His stuff sounded like real poetry. Professional poetry. And someday, I’m sure of it, kids will be forced to analyze his poems out of a textbook.
I touch the cold glass, wrapping my fingers around it.
Of course, I had no idea what his poems meant. Not exactly. But I felt the emotions precisely. They were absolutely beautiful. And I felt almost ashamed at what he must have been thinking as he went through my notebook. Because reading through his, I realized how little time I’d spent on mine. I should have taken the time to choose better words. More emotional words.
But one of my poems grabbed him. And he wanted to know more about it…like when I wrote it.
But I didn’t tell him.
I don’t drink the water. I watch a single drop slide down the glass and bump against my finger.
I wrote it the same day a group of students got angry that someone had the nerve to ask for help regarding suicide. Remember why they got upset? Because whoever wrote the note didn’t sign her name.
How insensitive.
It was anonymous. Just like the poem that appeared in the Lost-N-Found.
So Ryan wanted to know why I wrote the poem.
With that one, I told him, the poem had to speak for itself. But I was interested in knowing what he thought it meant.
On the surface, he said, the poem was about acceptance-acceptance from my mother. But more than that, I wanted her approval. And I wanted certain people-in this case a boy-to stop overlooking me.
A boy?
At the base of the glass, the water creates a delicate suction, then lets go. I take a sip and let a small cube of ice slip into my mouth.
I asked if he thought it meant anything deeper.
I hold the ice on my tongue. It’s freezing, but I want it to melt there.
Part of me was joking. I thought he’d figured out my poem exactly. But I wanted to know what a teacher assigning the poem might want his or her students to discover. Because teachers always overdo it.
But you found it, Ryan. You found the hidden meaning. You found what even I couldn’t find in my own poem.

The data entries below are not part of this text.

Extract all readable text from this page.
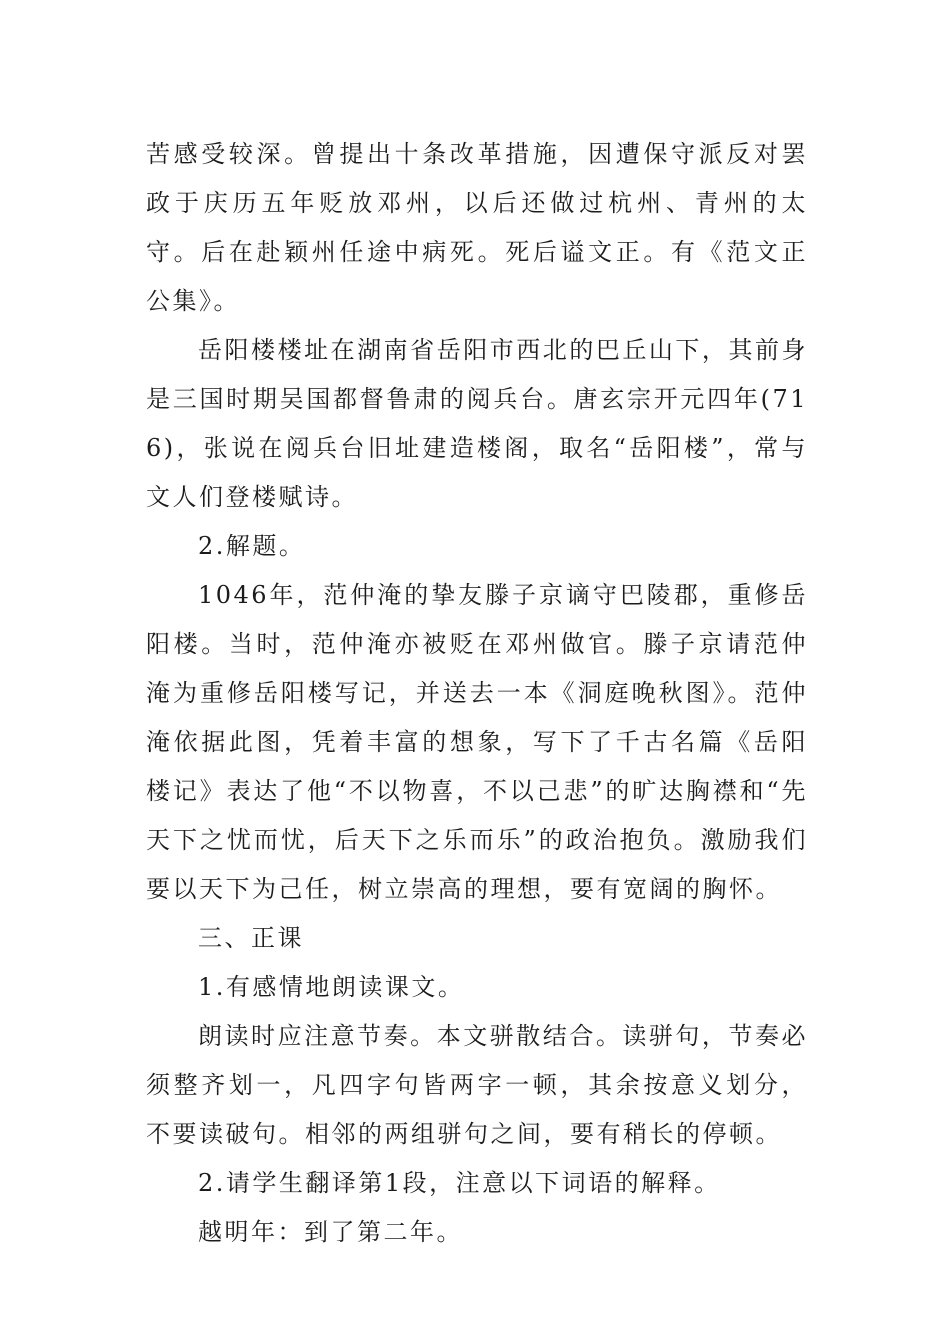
苦感受较深。曾提出十条改革措施，因遭保守派反对罢政于庆历五年贬放邓州，以后还做过杭州、青州的太守。后在赴颖州任途中病死。死后谥文正。有《范文正公集》。

岳阳楼楼址在湖南省岳阳市西北的巴丘山下，其前身是三国时期吴国都督鲁肃的阅兵台。唐玄宗开元四年(716)，张说在阅兵台旧址建造楼阁，取名“岳阳楼”，常与文人们登楼赋诗。

2.解题。

1046年，范仲淹的挚友滕子京谪守巴陵郡，重修岳阳楼。当时，范仲淹亦被贬在邓州做官。滕子京请范仲淹为重修岳阳楼写记，并送去一本《洞庭晚秋图》。范仲淹依据此图，凭着丰富的想象，写下了千古名篇《岳阳楼记》表达了他“不以物喜，不以己悲”的旷达胸襟和“先天下之忧而忧，后天下之乐而乐”的政治抱负。激励我们要以天下为己任，树立崇高的理想，要有宽阔的胸怀。

三、正课

1.有感情地朗读课文。

朗读时应注意节奏。本文骈散结合。读骈句，节奏必须整齐划一，凡四字句皆两字一顿，其余按意义划分，不要读破句。相邻的两组骈句之间，要有稍长的停顿。

2.请学生翻译第1段，注意以下词语的解释。

越明年：到了第二年。
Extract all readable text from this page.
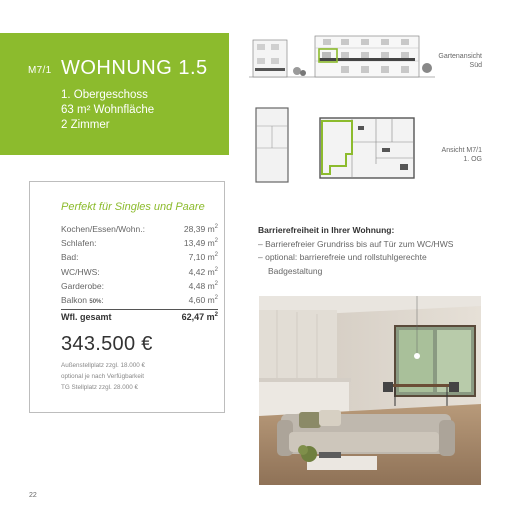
M7/1 WOHNUNG 1.5
1. Obergeschoss
63 m² Wohnfläche
2 Zimmer
Gartenansicht
Süd
Ansicht M7/1
1. OG
Perfekt für Singles und Paare
Kochen/Essen/Wohn.:	28,39 $m^2$
Schlafen:	13,49 $m^2$
Bad:	7,10 $m^2$
WC/HWS:	4,42 $m^2$
Garderobe:	4,48 $m^2$
Balkon 50%:	4,60 $m^2$
Wfl. gesamt	62,47 $m^2$
343.500 €
Außenstellplatz zzgl. 18.000 €
optional je nach Verfügbarkeit
TG Stellplatz zzgl. 28.000 €
Barrierefreiheit in Ihrer Wohnung:
– Barrierefreier Grundriss bis auf Tür zum WC/HWS
– optional: barrierefreie und rollstuhlgerechte
Badgestaltung
22
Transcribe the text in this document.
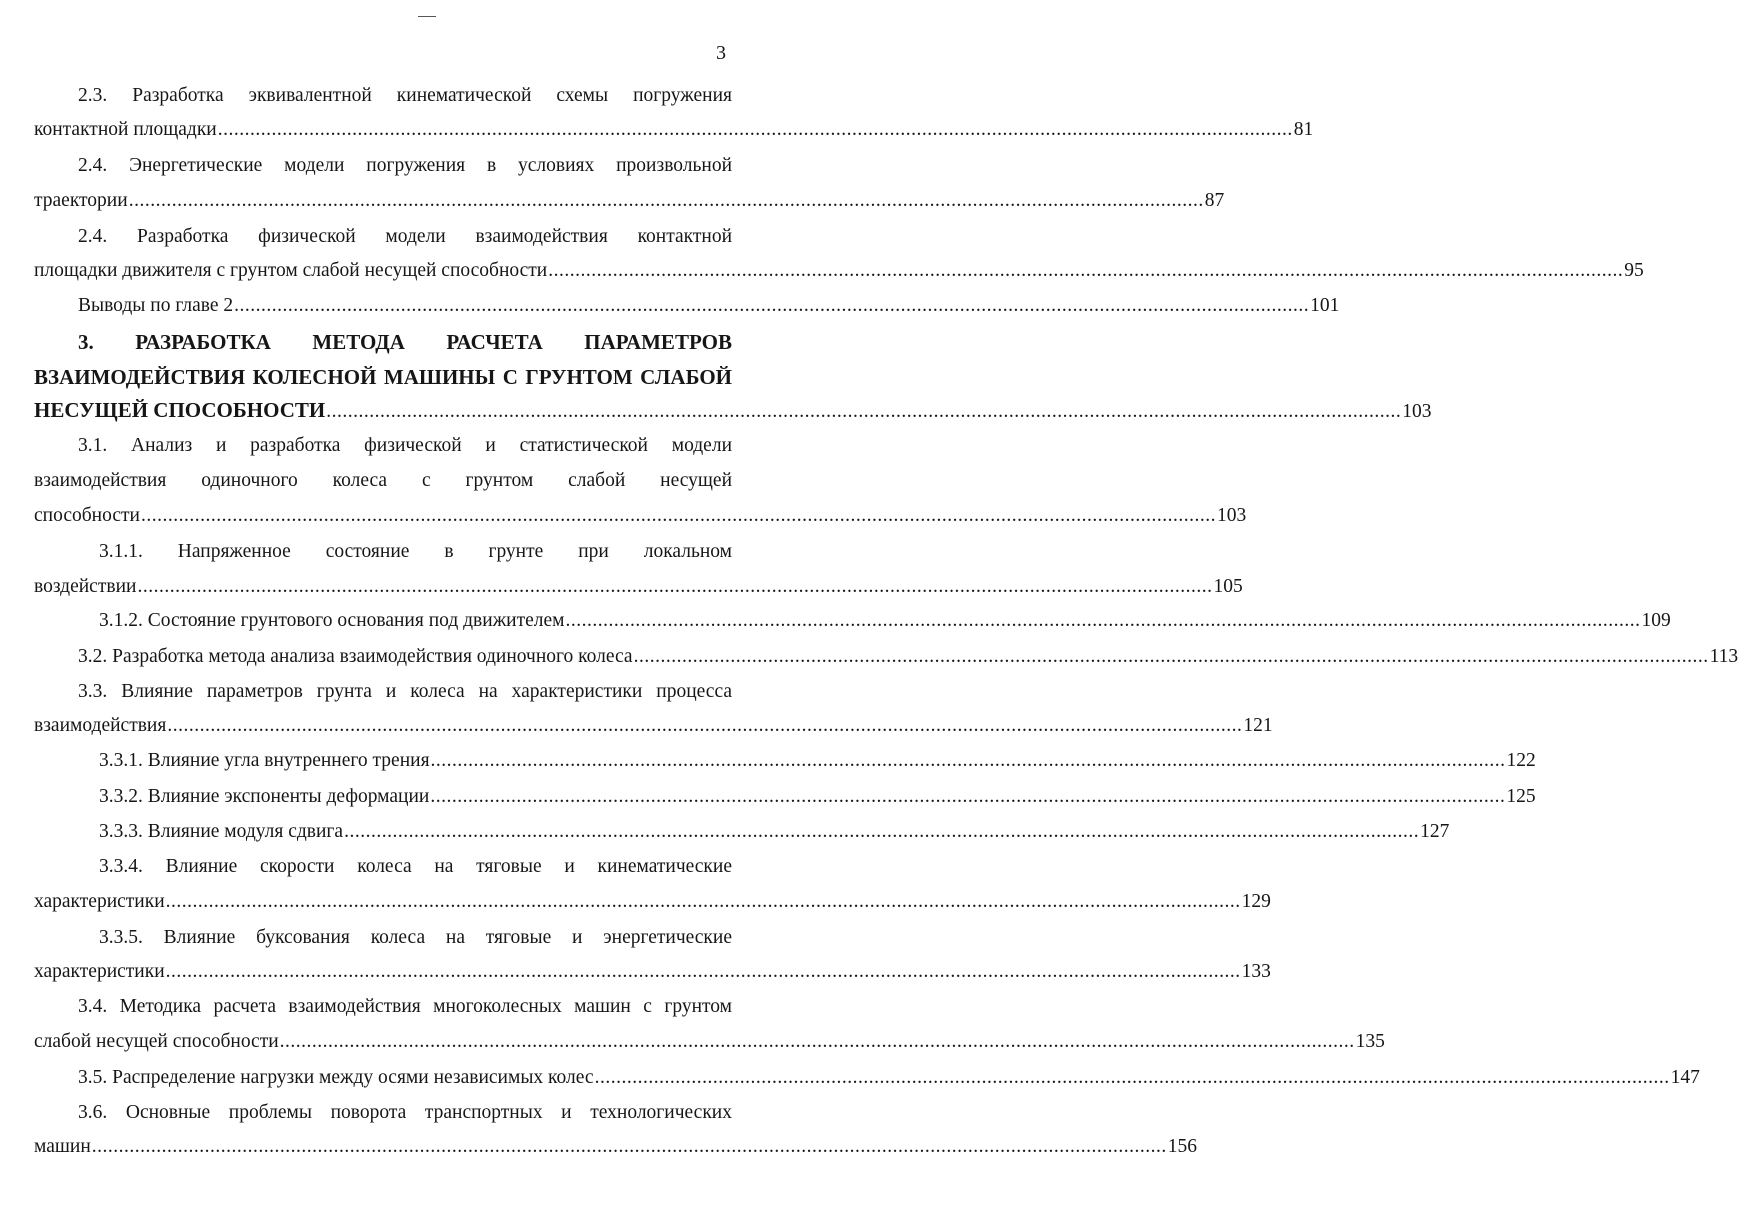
3
2.3. Разработка эквивалентной кинематической схемы погружения
контактной площадки ........................................................................................................................................................................................................ 81
2.4. Энергетические модели погружения в условиях произвольной
траектории ........................................................................................................................................................................................................ 87
2.4. Разработка физической модели взаимодействия контактной
площадки движителя с грунтом слабой несущей способности ........................................................................................................................................................................................................ 95
Выводы по главе 2 ........................................................................................................................................................................................................ 101
3. РАЗРАБОТКА МЕТОДА РАСЧЕТА ПАРАМЕТРОВ
ВЗАИМОДЕЙСТВИЯ КОЛЕСНОЙ МАШИНЫ С ГРУНТОМ СЛАБОЙ
НЕСУЩЕЙ СПОСОБНОСТИ ........................................................................................................................................................................................................ 103
3.1. Анализ и разработка физической и статистической модели
взаимодействия одиночного колеса с грунтом слабой несущей
способности ........................................................................................................................................................................................................ 103
3.1.1. Напряженное состояние в грунте при локальном
воздействии ........................................................................................................................................................................................................ 105
3.1.2. Состояние грунтового основания под движителем ........................................................................................................................................................................................................ 109
3.2. Разработка метода анализа взаимодействия одиночного колеса ........................................................................................................................................................................................................ 113
3.3. Влияние параметров грунта и колеса на характеристики процесса
взаимодействия ........................................................................................................................................................................................................ 121
3.3.1. Влияние угла внутреннего трения ........................................................................................................................................................................................................ 122
3.3.2. Влияние экспоненты деформации ........................................................................................................................................................................................................ 125
3.3.3. Влияние модуля сдвига ........................................................................................................................................................................................................ 127
3.3.4. Влияние скорости колеса на тяговые и кинематические
характеристики ........................................................................................................................................................................................................ 129
3.3.5. Влияние буксования колеса на тяговые и энергетические
характеристики ........................................................................................................................................................................................................ 133
3.4. Методика расчета взаимодействия многоколесных машин с грунтом
слабой несущей способности ........................................................................................................................................................................................................ 135
3.5. Распределение нагрузки между осями независимых колес ........................................................................................................................................................................................................ 147
3.6. Основные проблемы поворота транспортных и технологических
машин ........................................................................................................................................................................................................ 156
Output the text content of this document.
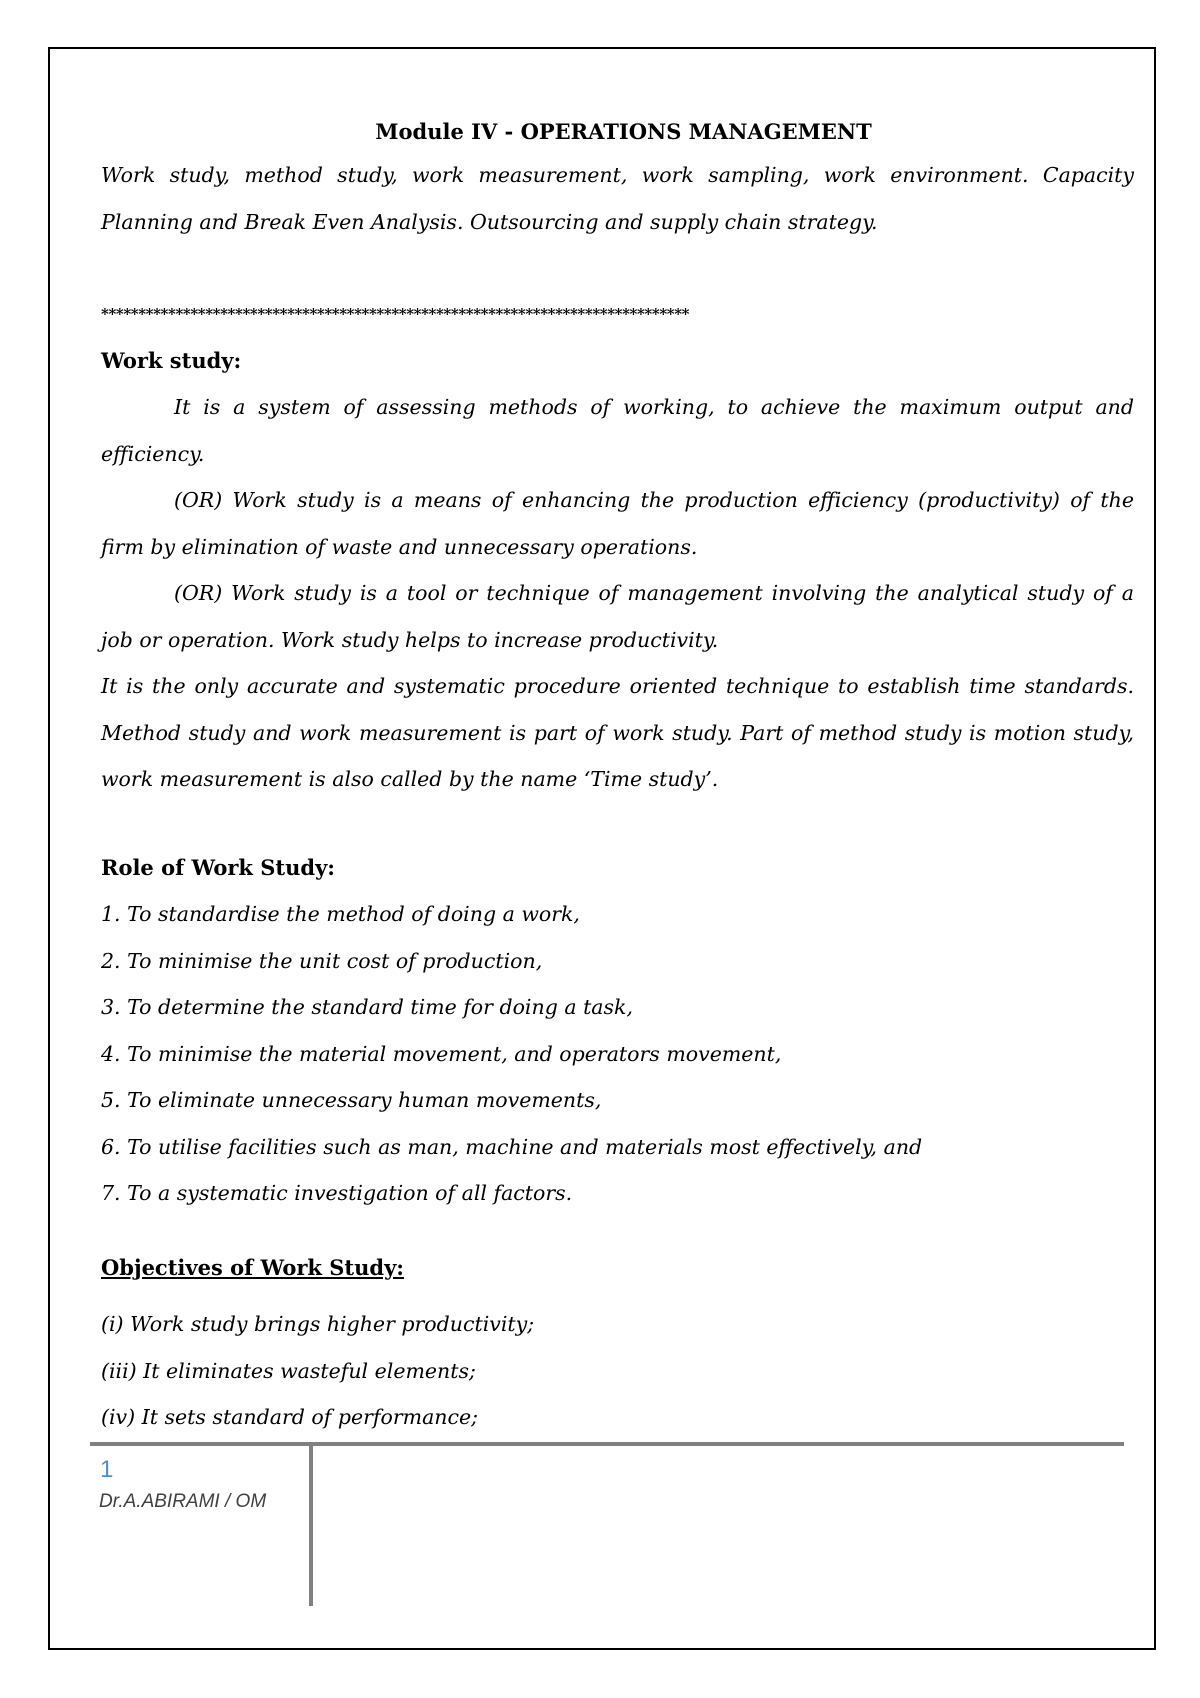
Module IV - OPERATIONS MANAGEMENT

Work study, method study, work measurement, work sampling, work environment. Capacity Planning and Break Even Analysis. Outsourcing and supply chain strategy.

*******************************************************************************
Work study:

It is a system of assessing methods of working, to achieve the maximum output and efficiency.

(OR) Work study is a means of enhancing the production efficiency (productivity) of the firm by elimination of waste and unnecessary operations.

(OR) Work study is a tool or technique of management involving the analytical study of a job or operation. Work study helps to increase productivity.

It is the only accurate and systematic procedure oriented technique to establish time standards. Method study and work measurement is part of work study. Part of method study is motion study, work measurement is also called by the name ‘Time study’.

Role of Work Study:

1. To standardise the method of doing a work,

2. To minimise the unit cost of production,

3. To determine the standard time for doing a task,

4. To minimise the material movement, and operators movement,

5. To eliminate unnecessary human movements,

6. To utilise facilities such as man, machine and materials most effectively, and

7. To a systematic investigation of all factors.

Objectives of Work Study:

(i) Work study brings higher productivity;

(iii) It eliminates wasteful elements;

(iv) It sets standard of performance;

1
Dr.A.ABIRAMI / OM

The poem wasn’t about my mom, you said. Or a boy. It was about me. I was writing a letter to myself…hidden in a poem.
I flinched when you told me that. I got defensive-even angry. But you were right. And I felt scared, and sad, by my own words.
You told me I wrote that poem because I was afraid of dealing with myself. And I used my mom as an excuse, accusing her of not appreciating or accepting me, when I should have been saying those words into a mirror.
“And the boy?” I asked. “What does he represent?”
It’s me. Oh God. It’s me. I know that now.
I cover my ears. Not to block any outside noise. The diner is almost completely silent. But I want to feel her words, all of them, as they’re said.
While I waited for your answer, I searched my backpack for tissue. At any moment, I knew I might cry.
You told me that no boy was overlooking me more than I was overlooking myself. At least, that’s what you thought it meant. And that’s why you asked about the poem. You felt it went deeper than even you could figure out.
Well, Ryan, you were right. It went much, much deeper than that. And if you knew that-if that’s what you thought-then why did you steal my notebook? Why did you print my poem, the poem that you yourself called “scary” in the Lost-N-Found? Why did you let other people read it?
And dissect it. And make fun of it.
It was never a lost poem, Ryan. And you never found it, so it did not belong in your collection.
But in your collection is exactly where other people found it. That’s where teachers stumbled across it right before their lectures on poetry. That’s where classrooms full of students cut up my poem, searching for its meaning.
In our class, no one got it right. Not even close. But at the time, we all thought we did. Even Mr. Porter.
Do you know what Mr. Porter said before handing out my poem? He said that reading a poem by an unknown member of our school was the same as reading a classic poem by a dead poet. That’s right-a dead poet. Because we couldn’t ask either one about its true meaning.
Then Mr. Porter waited, hoping someone would fess up to writing it. But that, as you know, never happened.
So now you know. And for those of you who need a refresher, here it is. “Soul Alone” by Hannah Baker.
So, did your teachers dissect me properly? Were they right? Did you have any clue at all it was me?